Glad to hear you got another ringer. But man, you're going to be totally hosed when Jason II climbs in there...

the curfew thing seems backward to me. between midnight and 6 am is when i'd WANT cuckoo new drivers on the road...when i am NOT. :)

The idea is that the most accidents occur then, due to driver fatigue. It's really hard getting used to the schedule, and in particular overnight driving.

2 hours? thats useless..

The company I work for doesn't allow me to split break any way. It kind of sucks. They started monitoring the trucks, and if the truck is not still for the full 10 hours the people in offices get upset. On their reports it will not show the D.O.T. break unless you sit still for at least 10 hours. So much for fudging the paperwork. This '06 Freightliner is nice and all, but I kind of want my '99 back. I could work the log book with out the Qualcomm ratting me out.

heh, well i've been dealing with that since day one. with the paperless logs, the qualcomm detects truck movement and will automagically move you to line 4 if the truck beings moving for an extended period of time. if it starts movign at a high rate of speed for a long time, i will move you to line 3.

did you guys go paperless? i heard the pilot program was over and the fmcsa has authorized other companies to begin using the technology which Werner and Qualcomm devised together. i assume all the large companies will institute in a matter of time.

We still use paper logs. I hope we don't go paperless. On a paper log I can make a 5 min break last 15 or 30, and keep on driving. That helps a lot when you drive a castrated truck. This little girl cant compete with a big ol pete.

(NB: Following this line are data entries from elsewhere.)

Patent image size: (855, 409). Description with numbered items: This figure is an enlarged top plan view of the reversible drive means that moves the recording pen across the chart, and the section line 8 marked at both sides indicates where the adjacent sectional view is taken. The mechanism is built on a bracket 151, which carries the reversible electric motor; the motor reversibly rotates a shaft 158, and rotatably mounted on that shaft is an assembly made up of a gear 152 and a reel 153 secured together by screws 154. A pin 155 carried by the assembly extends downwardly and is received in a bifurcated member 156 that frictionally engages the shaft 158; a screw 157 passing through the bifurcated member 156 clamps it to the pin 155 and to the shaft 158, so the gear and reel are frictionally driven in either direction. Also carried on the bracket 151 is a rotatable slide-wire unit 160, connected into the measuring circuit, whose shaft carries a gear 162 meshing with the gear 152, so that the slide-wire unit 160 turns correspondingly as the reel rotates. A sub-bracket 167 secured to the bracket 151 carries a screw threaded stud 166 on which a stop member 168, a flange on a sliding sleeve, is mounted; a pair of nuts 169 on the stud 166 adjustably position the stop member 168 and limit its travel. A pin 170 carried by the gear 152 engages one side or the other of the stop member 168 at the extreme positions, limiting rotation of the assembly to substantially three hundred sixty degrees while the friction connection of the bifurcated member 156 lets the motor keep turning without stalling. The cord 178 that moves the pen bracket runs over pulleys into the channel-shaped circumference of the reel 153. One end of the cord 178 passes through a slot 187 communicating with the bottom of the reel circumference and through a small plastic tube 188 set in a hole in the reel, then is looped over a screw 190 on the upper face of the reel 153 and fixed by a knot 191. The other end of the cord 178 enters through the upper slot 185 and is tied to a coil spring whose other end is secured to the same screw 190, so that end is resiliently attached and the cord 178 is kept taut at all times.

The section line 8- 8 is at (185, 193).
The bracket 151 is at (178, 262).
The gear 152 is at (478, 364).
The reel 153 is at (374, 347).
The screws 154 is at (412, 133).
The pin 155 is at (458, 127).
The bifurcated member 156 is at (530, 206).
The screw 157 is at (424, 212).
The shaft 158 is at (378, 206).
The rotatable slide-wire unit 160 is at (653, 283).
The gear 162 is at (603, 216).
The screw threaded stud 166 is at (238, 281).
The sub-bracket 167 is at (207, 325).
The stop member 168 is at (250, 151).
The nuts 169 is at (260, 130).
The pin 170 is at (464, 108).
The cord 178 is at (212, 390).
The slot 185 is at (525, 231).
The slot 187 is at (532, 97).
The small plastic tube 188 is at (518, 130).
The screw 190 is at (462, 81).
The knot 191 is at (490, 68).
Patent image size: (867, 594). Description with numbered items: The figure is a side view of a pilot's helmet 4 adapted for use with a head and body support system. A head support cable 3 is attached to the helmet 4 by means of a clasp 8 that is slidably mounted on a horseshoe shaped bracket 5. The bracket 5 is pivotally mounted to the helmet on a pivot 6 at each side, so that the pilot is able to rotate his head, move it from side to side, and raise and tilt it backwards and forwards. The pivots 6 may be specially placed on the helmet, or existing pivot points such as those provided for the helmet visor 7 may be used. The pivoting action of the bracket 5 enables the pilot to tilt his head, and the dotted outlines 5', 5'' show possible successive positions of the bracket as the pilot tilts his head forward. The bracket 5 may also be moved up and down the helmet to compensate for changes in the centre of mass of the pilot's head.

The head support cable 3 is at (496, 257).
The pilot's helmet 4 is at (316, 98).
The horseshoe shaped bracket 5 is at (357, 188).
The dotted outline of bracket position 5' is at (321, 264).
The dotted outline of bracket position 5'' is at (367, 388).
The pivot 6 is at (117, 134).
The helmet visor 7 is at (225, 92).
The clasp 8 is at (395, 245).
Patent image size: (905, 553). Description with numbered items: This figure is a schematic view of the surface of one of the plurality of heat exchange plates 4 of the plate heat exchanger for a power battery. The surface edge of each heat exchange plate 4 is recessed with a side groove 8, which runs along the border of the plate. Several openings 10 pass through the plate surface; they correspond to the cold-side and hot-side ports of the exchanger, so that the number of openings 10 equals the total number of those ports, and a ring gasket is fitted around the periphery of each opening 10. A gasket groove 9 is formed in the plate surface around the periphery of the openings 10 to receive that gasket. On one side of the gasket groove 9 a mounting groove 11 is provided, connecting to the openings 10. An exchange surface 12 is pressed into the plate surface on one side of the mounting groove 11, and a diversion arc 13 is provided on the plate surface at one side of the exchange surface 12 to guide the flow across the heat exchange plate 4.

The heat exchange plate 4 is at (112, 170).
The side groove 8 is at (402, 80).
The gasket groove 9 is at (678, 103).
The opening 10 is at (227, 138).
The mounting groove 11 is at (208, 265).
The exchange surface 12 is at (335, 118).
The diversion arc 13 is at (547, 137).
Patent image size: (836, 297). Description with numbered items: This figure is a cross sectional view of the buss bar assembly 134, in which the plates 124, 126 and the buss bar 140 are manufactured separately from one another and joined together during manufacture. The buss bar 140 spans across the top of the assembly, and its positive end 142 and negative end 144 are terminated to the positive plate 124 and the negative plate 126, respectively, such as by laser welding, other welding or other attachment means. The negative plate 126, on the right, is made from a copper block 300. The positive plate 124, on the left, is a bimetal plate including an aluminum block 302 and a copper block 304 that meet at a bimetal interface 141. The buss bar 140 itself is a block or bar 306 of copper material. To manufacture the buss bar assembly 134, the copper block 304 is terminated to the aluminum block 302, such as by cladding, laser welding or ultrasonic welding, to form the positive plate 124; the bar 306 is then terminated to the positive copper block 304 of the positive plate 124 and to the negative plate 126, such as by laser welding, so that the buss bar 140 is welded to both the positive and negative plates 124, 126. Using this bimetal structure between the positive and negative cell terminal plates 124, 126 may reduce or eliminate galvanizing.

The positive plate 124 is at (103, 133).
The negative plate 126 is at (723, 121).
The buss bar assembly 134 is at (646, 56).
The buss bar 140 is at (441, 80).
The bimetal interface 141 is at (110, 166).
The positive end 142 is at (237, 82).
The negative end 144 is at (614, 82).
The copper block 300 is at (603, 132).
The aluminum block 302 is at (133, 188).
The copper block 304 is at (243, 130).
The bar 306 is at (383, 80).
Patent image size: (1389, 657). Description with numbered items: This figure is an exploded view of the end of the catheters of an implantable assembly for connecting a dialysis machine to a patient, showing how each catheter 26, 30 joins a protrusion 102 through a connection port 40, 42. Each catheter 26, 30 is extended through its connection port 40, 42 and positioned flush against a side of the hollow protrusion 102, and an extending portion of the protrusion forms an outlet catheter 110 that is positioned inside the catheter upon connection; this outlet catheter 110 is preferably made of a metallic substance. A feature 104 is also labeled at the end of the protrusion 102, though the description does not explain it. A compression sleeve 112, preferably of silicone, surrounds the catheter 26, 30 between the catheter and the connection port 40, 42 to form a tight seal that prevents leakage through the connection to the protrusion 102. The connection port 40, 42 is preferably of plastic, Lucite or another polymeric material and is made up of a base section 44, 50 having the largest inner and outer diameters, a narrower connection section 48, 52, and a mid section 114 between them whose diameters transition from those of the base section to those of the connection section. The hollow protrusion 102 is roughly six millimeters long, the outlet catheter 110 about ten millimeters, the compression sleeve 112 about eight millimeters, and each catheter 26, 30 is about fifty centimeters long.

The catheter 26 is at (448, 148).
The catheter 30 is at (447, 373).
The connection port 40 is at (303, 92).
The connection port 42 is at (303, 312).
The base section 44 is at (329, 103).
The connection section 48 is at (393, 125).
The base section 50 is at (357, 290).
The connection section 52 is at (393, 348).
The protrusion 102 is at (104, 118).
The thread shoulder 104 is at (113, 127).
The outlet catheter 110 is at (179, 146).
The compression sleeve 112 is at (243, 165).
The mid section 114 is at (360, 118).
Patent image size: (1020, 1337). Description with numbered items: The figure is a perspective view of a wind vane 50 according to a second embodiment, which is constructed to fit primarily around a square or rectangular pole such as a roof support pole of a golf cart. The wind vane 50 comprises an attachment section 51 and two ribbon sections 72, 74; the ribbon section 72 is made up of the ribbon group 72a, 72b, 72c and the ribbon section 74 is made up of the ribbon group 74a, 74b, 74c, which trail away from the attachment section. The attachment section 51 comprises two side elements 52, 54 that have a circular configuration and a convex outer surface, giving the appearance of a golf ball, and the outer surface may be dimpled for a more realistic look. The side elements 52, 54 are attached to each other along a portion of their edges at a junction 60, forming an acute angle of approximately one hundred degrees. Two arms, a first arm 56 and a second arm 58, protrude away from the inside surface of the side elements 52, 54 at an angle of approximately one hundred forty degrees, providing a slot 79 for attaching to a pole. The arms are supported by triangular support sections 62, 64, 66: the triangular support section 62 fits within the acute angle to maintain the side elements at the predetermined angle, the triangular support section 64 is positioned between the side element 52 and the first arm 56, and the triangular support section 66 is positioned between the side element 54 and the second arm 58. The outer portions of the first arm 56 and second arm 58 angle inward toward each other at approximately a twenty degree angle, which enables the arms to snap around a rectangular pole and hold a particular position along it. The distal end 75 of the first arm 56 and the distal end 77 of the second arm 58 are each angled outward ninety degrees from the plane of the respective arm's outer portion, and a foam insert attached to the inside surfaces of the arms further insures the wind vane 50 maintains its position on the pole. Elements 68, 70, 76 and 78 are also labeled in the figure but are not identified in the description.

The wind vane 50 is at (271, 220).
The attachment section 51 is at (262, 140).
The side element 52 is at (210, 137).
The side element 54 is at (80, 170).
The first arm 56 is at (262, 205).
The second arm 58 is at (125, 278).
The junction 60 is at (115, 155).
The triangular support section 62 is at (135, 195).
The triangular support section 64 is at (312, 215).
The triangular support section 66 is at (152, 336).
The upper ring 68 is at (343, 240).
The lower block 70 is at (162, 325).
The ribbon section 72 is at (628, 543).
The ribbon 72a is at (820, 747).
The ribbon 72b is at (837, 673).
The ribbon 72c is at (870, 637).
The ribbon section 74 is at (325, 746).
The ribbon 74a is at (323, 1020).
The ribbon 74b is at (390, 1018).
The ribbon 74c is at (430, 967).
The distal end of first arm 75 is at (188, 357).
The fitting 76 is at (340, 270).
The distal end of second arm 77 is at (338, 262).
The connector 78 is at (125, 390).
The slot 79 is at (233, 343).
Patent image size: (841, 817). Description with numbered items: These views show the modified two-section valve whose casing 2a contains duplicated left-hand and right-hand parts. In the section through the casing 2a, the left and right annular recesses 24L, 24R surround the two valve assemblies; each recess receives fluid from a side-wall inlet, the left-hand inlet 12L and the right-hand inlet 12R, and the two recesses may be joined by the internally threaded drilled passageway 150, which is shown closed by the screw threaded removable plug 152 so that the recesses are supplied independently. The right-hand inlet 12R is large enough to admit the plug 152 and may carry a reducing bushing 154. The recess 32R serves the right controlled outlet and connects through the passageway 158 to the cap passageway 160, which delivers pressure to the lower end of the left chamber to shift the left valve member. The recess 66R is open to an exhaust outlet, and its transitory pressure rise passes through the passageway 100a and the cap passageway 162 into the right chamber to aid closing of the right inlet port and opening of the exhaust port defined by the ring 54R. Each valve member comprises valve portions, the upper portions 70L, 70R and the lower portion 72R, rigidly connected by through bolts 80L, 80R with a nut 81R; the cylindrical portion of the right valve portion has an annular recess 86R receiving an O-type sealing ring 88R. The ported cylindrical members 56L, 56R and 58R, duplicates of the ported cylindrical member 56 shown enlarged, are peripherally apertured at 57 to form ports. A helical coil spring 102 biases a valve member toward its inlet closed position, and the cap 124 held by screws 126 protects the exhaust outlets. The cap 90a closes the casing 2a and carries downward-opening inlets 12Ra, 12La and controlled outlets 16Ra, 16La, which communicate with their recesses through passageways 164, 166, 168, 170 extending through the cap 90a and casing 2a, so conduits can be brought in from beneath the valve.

we're governed at 65 my 62.5 mph friend. paper logs aren't so bad. it's definitely a lot less headache than keeping a paper one.

I was gonna be all "only those of us who've worked in the industry", eh?

But then I read it and realised that after all of your explaining, I still have no idea how your hours work.

It's not terribly complicated, just not easily retained unless you implement it on a daily basis. Kinda like learning a foregin language. ;-)

Well this is the 3rd time Ive heard of this in the past week, time to pay attention I guess
I use the 2 hrs nap to extend my 11 hrs...but I agree why not just do away with the line one ...like any of us use it anyway

I use the split break to stop my 14 hour clock usually, otherwise, I typically take full 10's.